01 August 2014

Friday is the (Inspirational) Movie Night: Sylvia Plath movies


This is a tragic story. We've warned you. But it's also essential for your herstory knowledge and a very good way to empathize with the problematic of The Feminine Mystique, to understand the great drama of those women educated (therefore craving stimulus and self-realization) but confined to running a household and suffering whatever comes in order to keep up the appearances and keep the family together*.

We offer a double feature about the poet Sylvia Plath (1932-1963). Open her wikipedia page, scan through it, then start with the movie version of her acclaimed semi-autobiographical novel The Bell Jar (1963) - The Bell Jar (1979, Larry Peerce). A coming-of-age story gone sour is just what you need to observe the moment when the idealism and ambition (to become a renowned poet) clashes with the adult world. In this case the adult world implies dumbing things down for the audience of a women's magazine, men that think people owe them sex, fear of pregnancy, fear of the future, invasive and traumatic psychiatric treatment, the desire to disappear...

The novel is based on the experience Plath had while doing an internship in a New York magazine and her consecutive mental breakdown. A version about that summer in Sylvia's life can be read in Pain, Parties, Work: Sylvia Plath in New York, Summer 1953.

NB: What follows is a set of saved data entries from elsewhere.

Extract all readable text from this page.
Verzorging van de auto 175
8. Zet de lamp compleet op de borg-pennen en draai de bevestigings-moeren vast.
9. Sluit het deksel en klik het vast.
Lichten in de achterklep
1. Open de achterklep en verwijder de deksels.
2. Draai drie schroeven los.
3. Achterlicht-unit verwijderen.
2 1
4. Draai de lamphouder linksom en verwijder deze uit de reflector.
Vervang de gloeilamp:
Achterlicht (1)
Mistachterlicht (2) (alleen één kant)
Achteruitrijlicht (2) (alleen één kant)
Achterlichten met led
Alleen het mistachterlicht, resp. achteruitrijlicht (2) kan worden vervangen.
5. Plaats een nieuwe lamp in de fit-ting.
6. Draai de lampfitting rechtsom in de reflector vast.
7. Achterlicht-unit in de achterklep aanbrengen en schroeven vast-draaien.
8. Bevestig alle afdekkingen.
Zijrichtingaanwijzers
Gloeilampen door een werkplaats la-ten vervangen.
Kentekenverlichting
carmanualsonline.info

Then go on with Sylvia (2003, Christine Jeffs) covering Plath's career after the recovery, relationship with Ted Hughes, and suicide at the age of 30. While putting no stigma on Sylvia's history of mental health issues, the movie charts the path from poetry and love, through the hell of betrayal, inability to create and utter abandonment, back to writing from the darkest places of her experience and moving generations of people with the sheer force of her suffering. 

The relationship dynamics are pretty much the same as depicted in Hemingway & Gellhorn (2012) - full of the struggle to create, to get out of the shadow of a celebrity-partner and deal with their ego - just more intense and with a tragic ending.

* Here it is about running a household instead of doing anything else as a consequence of social norms requiring it (while offering almost no alternatives, and demanding that you become a wife and a mother primarily even if you are a great poet, scientist, dancer, doctor...). It is obviously not the same as being able to decide to dedicate yourself to caring because that's what resonates with your most authentic self.